I DUBBI DELL’INVESTITORE

Salita ogni tipologia di asset class, enormi sono oggi i dubbi del risparmiatore. Tempo di tasso variabile? Suggerimento: rimanere su duration basse e sfruttare alcune situazioni a sconto

 Si sta alimentando giorno dopo giorno la convinzione che la crisi del debito sia ormai alle spalle, grazie agli aiuti stanziati dalla BCE e agli sforzi congiunti fatti dai Paesi membri in ottica di austerity. In assenza di nuove notizie, i mercati sembrano quindi credere all’efficacia di quanto è stato fatto nell’ultimo anno per fronteggiare la più grave crisi di liquidità dell’era Euro, registrando continui progressi tanto sul fronte azionario quanto su quello obbligazionario. Osservando più da vicino l’Italia, finita sotto i colpi della speculazione quando sembrava potesse essere a rischio la tenuta dell’intero progetto europeo e ora méta preferita dei compratori, l’indice di Piazza Affari è di gran lunga il migliore da inizio anno, con un rialzo del 14% da dicembre, mentre il decennale è sceso sui livelli medi degli ultimi tre anni al 4,18%, con lo spread di rendimento verso il Bund tedesco in picchiata di quasi 100 punti base nell’ultimo mese.
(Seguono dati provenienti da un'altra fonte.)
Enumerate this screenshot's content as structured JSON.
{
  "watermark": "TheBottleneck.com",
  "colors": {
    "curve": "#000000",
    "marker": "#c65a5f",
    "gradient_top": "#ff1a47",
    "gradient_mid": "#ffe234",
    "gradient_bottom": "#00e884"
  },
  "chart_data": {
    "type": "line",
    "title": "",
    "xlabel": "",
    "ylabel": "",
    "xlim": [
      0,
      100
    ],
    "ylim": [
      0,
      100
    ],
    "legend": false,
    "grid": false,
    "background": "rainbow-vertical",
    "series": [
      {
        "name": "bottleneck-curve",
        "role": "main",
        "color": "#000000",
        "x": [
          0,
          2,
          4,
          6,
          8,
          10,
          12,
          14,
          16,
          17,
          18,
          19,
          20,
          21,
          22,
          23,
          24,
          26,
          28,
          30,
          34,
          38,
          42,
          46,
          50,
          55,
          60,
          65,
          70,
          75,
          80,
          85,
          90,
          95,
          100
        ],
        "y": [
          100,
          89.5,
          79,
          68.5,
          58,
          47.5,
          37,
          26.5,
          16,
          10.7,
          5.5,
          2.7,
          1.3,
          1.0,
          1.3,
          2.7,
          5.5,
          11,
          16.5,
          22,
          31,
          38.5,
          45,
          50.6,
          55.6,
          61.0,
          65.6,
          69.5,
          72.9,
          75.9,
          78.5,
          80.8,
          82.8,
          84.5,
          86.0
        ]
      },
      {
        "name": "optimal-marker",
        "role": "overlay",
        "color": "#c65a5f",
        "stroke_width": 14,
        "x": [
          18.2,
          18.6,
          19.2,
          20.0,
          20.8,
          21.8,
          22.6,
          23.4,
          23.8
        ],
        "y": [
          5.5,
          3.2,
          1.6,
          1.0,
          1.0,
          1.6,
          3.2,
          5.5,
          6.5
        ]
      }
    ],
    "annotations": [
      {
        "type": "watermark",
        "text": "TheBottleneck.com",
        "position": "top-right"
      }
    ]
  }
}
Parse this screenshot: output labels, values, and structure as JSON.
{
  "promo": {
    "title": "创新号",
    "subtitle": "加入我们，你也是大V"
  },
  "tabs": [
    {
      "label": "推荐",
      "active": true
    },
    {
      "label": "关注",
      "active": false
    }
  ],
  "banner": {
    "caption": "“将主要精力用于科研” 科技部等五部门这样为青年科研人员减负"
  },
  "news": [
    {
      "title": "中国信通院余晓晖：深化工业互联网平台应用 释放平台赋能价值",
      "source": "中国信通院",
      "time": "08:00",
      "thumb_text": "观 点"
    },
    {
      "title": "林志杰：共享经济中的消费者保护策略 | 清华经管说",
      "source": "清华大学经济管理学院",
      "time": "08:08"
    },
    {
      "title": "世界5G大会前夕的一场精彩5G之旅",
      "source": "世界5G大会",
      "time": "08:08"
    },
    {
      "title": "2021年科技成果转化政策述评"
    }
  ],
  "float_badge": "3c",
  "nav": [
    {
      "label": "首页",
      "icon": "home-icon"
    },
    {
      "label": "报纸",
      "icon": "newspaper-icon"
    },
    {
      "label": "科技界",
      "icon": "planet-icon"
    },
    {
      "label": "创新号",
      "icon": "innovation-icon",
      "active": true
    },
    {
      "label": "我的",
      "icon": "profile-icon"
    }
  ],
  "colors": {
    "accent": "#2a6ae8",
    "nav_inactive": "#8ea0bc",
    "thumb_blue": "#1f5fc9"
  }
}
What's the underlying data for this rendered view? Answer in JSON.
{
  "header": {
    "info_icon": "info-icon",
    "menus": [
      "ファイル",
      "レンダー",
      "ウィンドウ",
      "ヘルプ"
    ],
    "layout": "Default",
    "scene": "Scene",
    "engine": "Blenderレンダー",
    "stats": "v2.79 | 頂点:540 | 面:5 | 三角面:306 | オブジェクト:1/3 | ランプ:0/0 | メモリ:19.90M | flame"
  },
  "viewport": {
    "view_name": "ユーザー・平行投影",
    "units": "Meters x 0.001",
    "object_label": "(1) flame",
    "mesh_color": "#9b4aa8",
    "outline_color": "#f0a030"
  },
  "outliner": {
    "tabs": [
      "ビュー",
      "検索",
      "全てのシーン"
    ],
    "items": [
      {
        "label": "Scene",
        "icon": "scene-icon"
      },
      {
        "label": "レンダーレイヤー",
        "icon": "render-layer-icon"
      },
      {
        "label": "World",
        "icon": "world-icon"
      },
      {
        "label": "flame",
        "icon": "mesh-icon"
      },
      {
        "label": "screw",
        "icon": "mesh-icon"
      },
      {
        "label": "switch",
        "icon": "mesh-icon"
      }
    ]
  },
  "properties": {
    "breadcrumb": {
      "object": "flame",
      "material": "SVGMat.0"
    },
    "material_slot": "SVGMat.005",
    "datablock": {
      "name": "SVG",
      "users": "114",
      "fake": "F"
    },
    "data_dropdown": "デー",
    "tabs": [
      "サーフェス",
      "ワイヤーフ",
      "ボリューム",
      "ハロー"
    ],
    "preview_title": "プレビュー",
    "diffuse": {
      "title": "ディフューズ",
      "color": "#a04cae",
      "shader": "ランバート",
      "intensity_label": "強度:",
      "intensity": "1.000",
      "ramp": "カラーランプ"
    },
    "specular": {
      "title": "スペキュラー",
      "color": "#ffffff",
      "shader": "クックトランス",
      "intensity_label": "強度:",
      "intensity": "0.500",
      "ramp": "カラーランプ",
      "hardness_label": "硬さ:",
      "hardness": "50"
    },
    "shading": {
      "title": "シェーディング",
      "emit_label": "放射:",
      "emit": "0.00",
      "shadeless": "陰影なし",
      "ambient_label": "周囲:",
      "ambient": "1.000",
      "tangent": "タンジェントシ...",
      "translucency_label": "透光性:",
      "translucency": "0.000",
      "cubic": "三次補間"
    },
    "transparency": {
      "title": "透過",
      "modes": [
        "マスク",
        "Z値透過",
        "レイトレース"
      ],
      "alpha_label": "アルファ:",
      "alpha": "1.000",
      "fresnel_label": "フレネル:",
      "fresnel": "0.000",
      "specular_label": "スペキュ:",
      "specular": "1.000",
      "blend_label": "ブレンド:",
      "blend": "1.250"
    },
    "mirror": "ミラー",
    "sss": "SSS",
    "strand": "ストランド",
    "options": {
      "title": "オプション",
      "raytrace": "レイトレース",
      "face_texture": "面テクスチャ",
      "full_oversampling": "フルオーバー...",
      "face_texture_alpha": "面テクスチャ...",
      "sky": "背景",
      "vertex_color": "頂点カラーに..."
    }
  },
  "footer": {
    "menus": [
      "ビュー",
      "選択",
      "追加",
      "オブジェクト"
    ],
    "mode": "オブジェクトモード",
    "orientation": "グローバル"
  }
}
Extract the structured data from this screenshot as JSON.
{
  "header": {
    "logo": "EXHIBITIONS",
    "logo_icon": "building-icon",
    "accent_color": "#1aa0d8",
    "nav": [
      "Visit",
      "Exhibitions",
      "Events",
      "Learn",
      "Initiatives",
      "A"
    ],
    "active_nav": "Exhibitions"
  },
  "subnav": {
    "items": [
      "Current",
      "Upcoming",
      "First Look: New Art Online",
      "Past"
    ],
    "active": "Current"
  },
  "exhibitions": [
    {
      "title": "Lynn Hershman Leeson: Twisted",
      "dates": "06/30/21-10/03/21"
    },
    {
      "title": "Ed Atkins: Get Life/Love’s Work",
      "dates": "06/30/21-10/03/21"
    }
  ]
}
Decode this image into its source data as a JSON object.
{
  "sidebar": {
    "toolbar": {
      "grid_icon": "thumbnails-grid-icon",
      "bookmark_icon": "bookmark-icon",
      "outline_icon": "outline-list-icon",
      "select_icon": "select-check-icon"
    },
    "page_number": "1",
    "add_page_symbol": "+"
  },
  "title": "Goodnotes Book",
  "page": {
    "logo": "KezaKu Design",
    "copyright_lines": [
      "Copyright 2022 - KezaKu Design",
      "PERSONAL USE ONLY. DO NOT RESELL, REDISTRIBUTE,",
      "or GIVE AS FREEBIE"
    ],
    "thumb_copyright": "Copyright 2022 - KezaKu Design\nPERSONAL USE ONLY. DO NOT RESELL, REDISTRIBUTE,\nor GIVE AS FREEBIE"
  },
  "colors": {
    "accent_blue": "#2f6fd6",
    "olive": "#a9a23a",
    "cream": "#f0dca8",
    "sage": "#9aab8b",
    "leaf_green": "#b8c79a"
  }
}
Guardando in giro, sembra essere salito praticamente tutto. Soprattutto il comparto obbligazionario dei titoli sovrani ha risentito in maniera chiara del netto miglioramento del clima nell’ultimo bimestre, festeggiando il venir meno dello spauracchio denominato “fiscal cliff. Di riflesso, i titoli corporate hanno beneficiato del forte restringimento dello spread di credito, ovvero del premio per il rischio pagato sul mercato, in un contesto dove le attese sul fronte tassi avevano già ampiamente gonfiato le strutture a tasso fisso, che rappresentano più della metà delle emissioni presenti sul mercato.

Ora, l’investitore potrebbe ragionevolmente trovarsi spiazzato tanto nella gestione delle posizioni in essere quanto nella fase di composizione di un portafoglio obbligazionario. Ciò che appare evidente è l’alta incertezza sul fronte dei tassi di mercato, per cui posizionarsi su duration basse rappresenta una scelta obbligata per quanti siano avversi al rischio. Discorso direttamente connesso a ciò, riguarda l’indicizzazione. Mai come ora, riteniamo aver senso tornare a guardare alle obbligazioni a tasso variabile indicizzate al tasso interbancario dell’area Euro che, dopo aver aggiornato per mesi i suoi minimi storici, sembrerebbe aver trovato una base dalla quale ripartire, come confermato dall’andamento della curva forward del tasso Euribor.

Nel vasto panorama obbligazionario che l’investitore italiano ha a disposizione, per questa delicata fase di mercato, suggeriamo di mettere sotto stretta osservazione una specifica emissione targata Intesa Sanpaolo. Si tratta di un bond a tasso variabile identificato da codice Isin IT0004851231, capace oggi di sintetizzare in un’unica proposta le potenzialità del tasso variabile unitamente ad una quotazione a discreto sconto sul suo valore teorico. Andando per ordine, analizziamo dapprima le caratteristiche dell’obbligazione. Contraddistinto da una scadenza prevista per il 25 ottobre 2017, il bond distribuisce con cadenza trimestrale una cedola indicizzata all’Euribor trimestrale maggiorato di uno spread di 400 punti base. Emessa il 25 ottobre 2012, l’obbligazione ha saputo pertanto sfruttare il movimento di riassorbimento dello spread di credito del relativo emittente e pertanto è oggi scambiata sopra la pari a quota 104,9 euro in lettera sull’EuroTLX.

Agli attuali livelli di prezzo, il Discount Margin, ovvero lo spread effettivo sull’indice di mercato, che rappresenta il parametro più importante nell’orbita dei bond a tasso variabile, è pari a 289 punti base rispetto ai 400 bp stabiliti all’atto di emissione con un prezzo nominale pari a 100 euro.  In relazione all’attuale livello dei prezzi, il bond targato Intesa Sanpaolo presenta pertanto un rendimento pari al 3,0918% lordo annuo.

Per valutare quanto il rendimento espresso sia in linea con i rendimenti pagati dall’emittente, ovvero per stimare se ci siano reali opportunità innescate da uno sconto sul teorico fair value, è d’obbligo in tali strutture constatare se i rendimenti, espressi tramite il corrente Discount Margin, siano o meno “teoricamente corretti” per il costo del CDS dell’emittente. Dal momento che questo è oggi pari a 236,94 punti base contro i 289 bp del Discount Margin, possiamo pertanto affermare come il titolo appare sottovalutato rispetto al teorico valore misurato attraverso il CDS, pari nello specifico a 107,35 euro, contro i 104,9 euro attualmente scambiati sul mercato regolamentato.